Department of Microbiology, Cornell University, Ithaca, New York, USA.
Department of Host Microbe Interactions, St. Jude Children's Research Hospital, Memphis, Tennessee, USA.
J Bacteriol. 2024 Mar 21;206(3):e0001524. doi: 10.1128/jb.00015-24. Epub 2024 Feb 7.
Antibiotics that inhibit peptidoglycan synthesis trigger the activation of both specific and general protective responses. σ responds to diverse antibiotics that inhibit cell wall synthesis. Here, we demonstrate that cell wall-inhibiting drugs, such as bacitracin and cefuroxime, induce the σ-dependent operon. YtpA is a predicted hydrolase previously proposed to generate the putative lysophospholipid antibiotic bacilysocin (lysophosphatidylglycerol), and YtpB is the branchpoint enzyme for the synthesis of membrane-localized C terpenoids. Using targeted lipidomics, we reveal that YtpA is not required for the production of lysophosphatidylglycerol. Nevertheless, was critical for growth in a mutant strain defective for homeoviscous adaptation due to a lack of genes for the synthesis of branched chain fatty acids and the Des phospholipid desaturase. Consistently, overexpression of increased membrane fluidity as monitored by fluorescence anisotropy. The gene contributes to bacitracin resistance in mutants additionally lacking the or genes, which directly mediate bacitracin resistance. These epistatic interactions support a model in which σ-dependent induction of the operon helps cells tolerate bacitracin stress, either by facilitating the flipping of the undecaprenyl phosphate carrier lipid or by impacting the assembly or function of membrane-associated complexes involved in cell wall homeostasis.IMPORTANCEPeptidoglycan synthesis inhibitors include some of our most important antibiotics. In , peptidoglycan synthesis inhibitors induce the σ regulon, which is critical for intrinsic antibiotic resistance. The σ-dependent operon encodes a predicted hydrolase (YtpA) and the enzyme that initiates the synthesis of C terpenoids (YtpB). Our results suggest that YtpA is critical in cells defective in homeoviscous adaptation. Furthermore, we find that YtpA functions cooperatively with the BceAB and BcrC proteins in conferring intrinsic resistance to bacitracin, a peptide antibiotic that binds tightly to the undecaprenyl-pyrophosphate lipid carrier that sustains peptidoglycan synthesis.
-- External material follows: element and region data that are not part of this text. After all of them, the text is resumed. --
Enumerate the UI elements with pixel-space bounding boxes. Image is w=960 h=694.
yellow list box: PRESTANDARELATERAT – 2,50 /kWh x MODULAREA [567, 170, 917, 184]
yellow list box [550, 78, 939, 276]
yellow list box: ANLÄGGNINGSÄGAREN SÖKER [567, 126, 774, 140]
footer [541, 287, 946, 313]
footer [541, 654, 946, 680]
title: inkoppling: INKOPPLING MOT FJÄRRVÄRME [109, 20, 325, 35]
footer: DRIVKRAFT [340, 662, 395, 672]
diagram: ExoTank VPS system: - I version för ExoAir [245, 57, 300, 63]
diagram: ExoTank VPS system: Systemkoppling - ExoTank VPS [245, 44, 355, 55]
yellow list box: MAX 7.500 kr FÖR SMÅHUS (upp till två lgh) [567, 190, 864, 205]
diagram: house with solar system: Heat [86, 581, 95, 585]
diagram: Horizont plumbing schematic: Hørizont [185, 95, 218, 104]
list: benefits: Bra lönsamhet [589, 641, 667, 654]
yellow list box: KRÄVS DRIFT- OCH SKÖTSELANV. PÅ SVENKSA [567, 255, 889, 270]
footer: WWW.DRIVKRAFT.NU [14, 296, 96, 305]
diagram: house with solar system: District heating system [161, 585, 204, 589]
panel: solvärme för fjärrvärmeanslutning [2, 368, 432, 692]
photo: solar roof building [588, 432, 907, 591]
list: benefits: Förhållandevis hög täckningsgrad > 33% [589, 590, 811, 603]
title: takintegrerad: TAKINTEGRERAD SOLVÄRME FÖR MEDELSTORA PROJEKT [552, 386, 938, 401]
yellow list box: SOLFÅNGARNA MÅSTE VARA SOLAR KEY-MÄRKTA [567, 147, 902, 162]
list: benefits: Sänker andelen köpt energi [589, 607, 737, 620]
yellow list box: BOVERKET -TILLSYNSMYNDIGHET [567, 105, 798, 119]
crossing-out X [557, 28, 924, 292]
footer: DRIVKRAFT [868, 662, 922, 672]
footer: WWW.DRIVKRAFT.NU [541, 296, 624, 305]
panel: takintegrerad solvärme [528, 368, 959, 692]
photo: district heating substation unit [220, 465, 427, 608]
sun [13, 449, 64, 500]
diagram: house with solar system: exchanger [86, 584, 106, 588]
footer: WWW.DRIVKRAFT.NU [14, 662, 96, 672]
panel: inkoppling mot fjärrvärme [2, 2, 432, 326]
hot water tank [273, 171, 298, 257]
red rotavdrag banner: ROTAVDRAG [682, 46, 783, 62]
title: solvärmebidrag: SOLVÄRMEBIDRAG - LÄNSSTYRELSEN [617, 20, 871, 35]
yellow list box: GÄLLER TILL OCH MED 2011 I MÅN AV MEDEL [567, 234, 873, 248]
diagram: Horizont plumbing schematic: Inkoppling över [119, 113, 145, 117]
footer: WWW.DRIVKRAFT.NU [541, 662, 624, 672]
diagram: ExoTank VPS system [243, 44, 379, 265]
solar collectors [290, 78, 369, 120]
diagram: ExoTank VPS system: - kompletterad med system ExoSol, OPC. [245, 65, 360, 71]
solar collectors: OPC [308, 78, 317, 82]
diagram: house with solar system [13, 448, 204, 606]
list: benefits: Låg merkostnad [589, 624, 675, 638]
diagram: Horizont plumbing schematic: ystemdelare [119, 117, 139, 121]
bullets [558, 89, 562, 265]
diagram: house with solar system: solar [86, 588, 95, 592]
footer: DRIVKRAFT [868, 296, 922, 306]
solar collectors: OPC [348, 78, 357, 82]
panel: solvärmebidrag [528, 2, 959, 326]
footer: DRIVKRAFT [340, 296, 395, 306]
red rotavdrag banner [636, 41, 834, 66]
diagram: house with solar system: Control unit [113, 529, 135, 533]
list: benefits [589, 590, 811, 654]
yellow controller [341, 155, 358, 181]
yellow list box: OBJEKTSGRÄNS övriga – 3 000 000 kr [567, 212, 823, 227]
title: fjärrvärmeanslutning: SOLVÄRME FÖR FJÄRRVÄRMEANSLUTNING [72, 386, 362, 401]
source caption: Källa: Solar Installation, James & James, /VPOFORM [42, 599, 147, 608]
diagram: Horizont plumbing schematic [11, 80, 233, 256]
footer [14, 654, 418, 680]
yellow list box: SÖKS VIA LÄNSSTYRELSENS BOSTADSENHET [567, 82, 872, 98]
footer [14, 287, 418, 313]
抗生素抑制肽聚糖合成会引发特定和一般保护反应的激活。σ 响应多种抑制细胞壁合成的抗生素。在这里,我们证明细胞壁抑制药物,如杆菌肽和头孢呋辛,诱导 σ 依赖性 operon。YtpA 是一种先前被预测为产生假定的溶血磷脂抗生素 bacilysocin(溶血磷脂酰甘油)的水解酶,而 YtpB 是合成膜定位的 C 萜烯的分支点酶。通过靶向脂质组学,我们揭示 YtpA 不是产生溶血磷脂酰甘油所必需的。然而, 在由于缺乏合成支链脂肪酸和 Des 磷脂脱饱和酶的基因而导致同源粘弹性适应缺陷的突变菌株中,对于生长至关重要。一致地,荧光各向异性监测表明, 过表达增加了膜流动性。 基因对于缺乏 或 基因的突变体中的杆菌肽抗性很重要,这两个基因直接介导杆菌肽抗性。这些上位相互作用支持了这样一种模型,即 σ 依赖性诱导 operon 有助于细胞耐受杆菌肽应激,要么通过促进十一烯基磷酸载体脂质的翻转,要么通过影响与细胞壁稳态相关的膜相关复合物的组装或功能。
肽聚糖合成抑制剂包括我们一些最重要的抗生素。在 中,肽聚糖合成抑制剂诱导σ 调控子,这对于固有抗生素抗性至关重要。σ 依赖性 operon 编码一种预测的水解酶(YtpA)和起始 C 萜烯合成的酶(YtpB)。我们的结果表明,YtpA 在同源粘弹性适应缺陷的细胞中是至关重要的。此外,我们发现 YtpA 与 BceAB 和 BcrC 蛋白在赋予对杆菌肽的固有抗性方面协同作用,杆菌肽是一种紧密结合维持肽聚糖合成的十一烯基焦磷酸脂质载体的肽抗生素。